As a continuing service to our clients, Atlas Tube routinely enlists the services of industry leaders in matters related to driven pipe piles. This is the third in a series of topics provided at our request by Wagner Komurka Geotechnical Group, Inc.
Our last pipe piles series presented the concept of foundation support cost as it applies to driven piles. One of the concepts stressed was that, in most instances, piles with higher allowable loads are more-cost-effective than piles with lower allowable loads. An important caveat to using higher-allowable-load piles on a project is that structure loads warrant their use (i.e., unutilized capacity is not installed). In our last blog, we introduced the concept of load-matching evaluation, and defined optimum allowable pile load ― the column design load divided by the minimum required number of piles at each column location.
However, it is impractical to install optimum allowable load piles beneath each column. Such a design would result in an excessive number of different allowable pile loads on a given project. In this post, we will illustrate the quantitative determination of which allowable load(s) is/are best-suited for a project, including an economic evaluation.
The information required for a load-matching evaluation includes the design compression load at each column location, and the minimum number of piles required to satisfy structural stability. For load-bearing walls and grade beams, or pile-supported floors, loading and minimum pile spacing information is required. From this information, a histogram is produced, indicating the frequencies of occurrence of specific optimum allowable pile loads, from which the number and magnitudes of potential allowable pile loads for the project are selected (See Figure 1). Structural engineers can perform this evaluation without geotechnical input.

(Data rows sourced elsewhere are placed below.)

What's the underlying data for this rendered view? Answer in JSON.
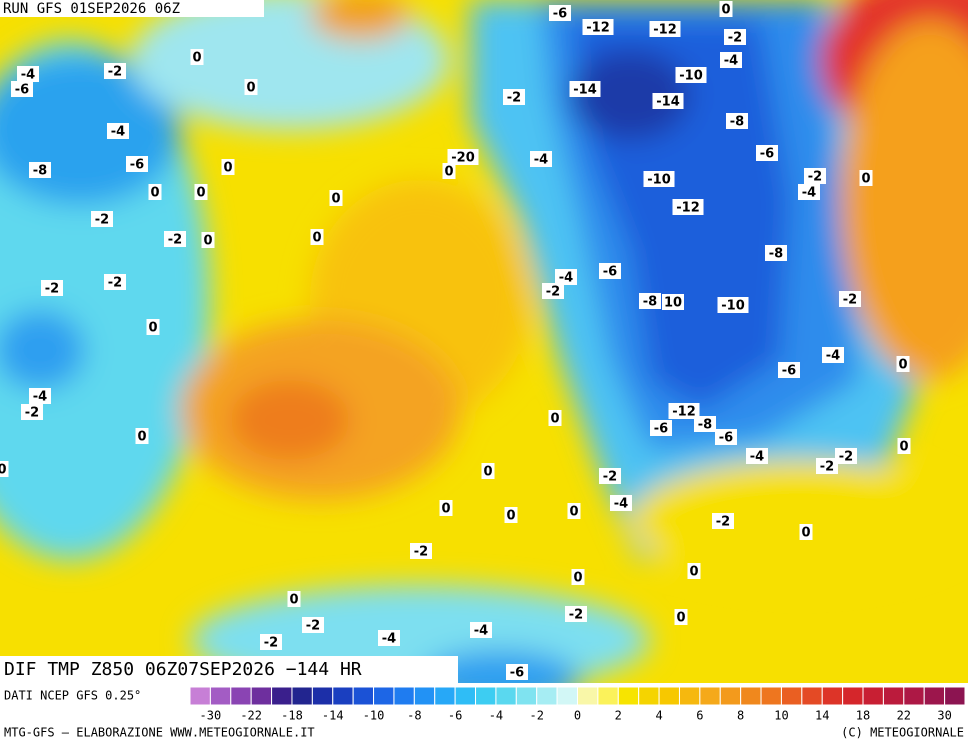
{
  "header": {
    "run": "RUN GFS 01SEP2026 06Z"
  },
  "map": {
    "contour_labels": [
      "-6",
      "-12",
      "-12",
      "0",
      "-2",
      "-4",
      "-4",
      "-2",
      "0",
      "-6",
      "0",
      "-14",
      "-10",
      "-14",
      "-2",
      "-4",
      "-8",
      "-6",
      "-8",
      "0",
      "-6",
      "-20",
      "-4",
      "0",
      "-2",
      "0",
      "-10",
      "0",
      "0",
      "-4",
      "0",
      "-12",
      "-2",
      "-2",
      "0",
      "0",
      "-8",
      "-6",
      "-4",
      "-2",
      "-2",
      "-2",
      "-8",
      "10",
      "-10",
      "-2",
      "0",
      "-4",
      "-6",
      "0",
      "-4",
      "-2",
      "-12",
      "0",
      "-6",
      "-8",
      "-6",
      "0",
      "0",
      "-4",
      "-2",
      "-2",
      "0",
      "0",
      "-2",
      "-4",
      "0",
      "0",
      "0",
      "-2",
      "0",
      "-2",
      "0",
      "0",
      "0",
      "-2",
      "0",
      "-2",
      "-4",
      "-4",
      "-2",
      "-6"
    ]
  },
  "footer": {
    "field": "DIF TMP Z850 06Z07SEP2026 −144 HR",
    "source": "DATI NCEP GFS 0.25°",
    "credit": "MTG-GFS — ELABORAZIONE WWW.METEOGIORNALE.IT",
    "copyright": "(C) METEOGIORNALE"
  },
  "colorbar": {
    "labels": [
      -30,
      -22,
      -18,
      -14,
      -10,
      -8,
      -6,
      -4,
      -2,
      0,
      2,
      4,
      6,
      8,
      10,
      14,
      18,
      22,
      30
    ],
    "colors": [
      "#c77fd6",
      "#a35cc4",
      "#8a44b3",
      "#6e2f9e",
      "#3a1f8c",
      "#22258f",
      "#1c2fa8",
      "#1a3fc0",
      "#1b52d6",
      "#1d66e6",
      "#1f7cf0",
      "#2292f5",
      "#27a8f7",
      "#2fbdf6",
      "#3dcdf2",
      "#5ad8ef",
      "#7fe3f0",
      "#a6edf3",
      "#d2f7f6",
      "#f9f7a8",
      "#fbf25a",
      "#f7e400",
      "#f5d400",
      "#f7c800",
      "#f6b80e",
      "#f5a91a",
      "#f39a1c",
      "#f0881d",
      "#ee761f",
      "#ea5f22",
      "#e44a25",
      "#dd3428",
      "#d5262b",
      "#c81f33",
      "#bb1b3c",
      "#ad1845",
      "#9c164c",
      "#8c1451"
    ]
  }
}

Once the potential number and magnitudes of allowable pile loads are selected, a geotechnical engineer will determine the most-appropriate pile type(s) and section(s) based on the target allowable loads and subsurface profile, in addition to estimating depth vs. ultimate capacity profiles. For the potential allowable loads, requisite ultimate capacities must be established. These capacities are a function of the safety factor for design, usually associated with the construction-control method used to develop the driving criteria. Lastly, installed pile costs per foot must be estimated for each candidate pile section.

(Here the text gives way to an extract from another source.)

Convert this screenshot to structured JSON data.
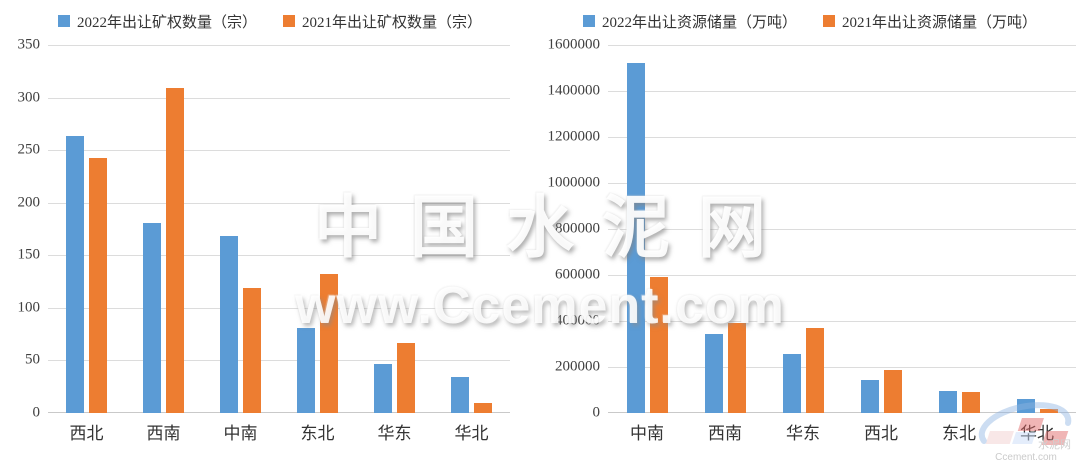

This information can be assembled and evaluated as presented in Figure 2 (see below). Note that such a load-matching evaluation can be used to quantitatively assess the design and economic effects (i.e., the pile count and installed footage) of using various pile sections installed to various allowable loads. The process can be iterated by modelling different combinations of allowable loads and/or pile sections to optimize design and minimize cost.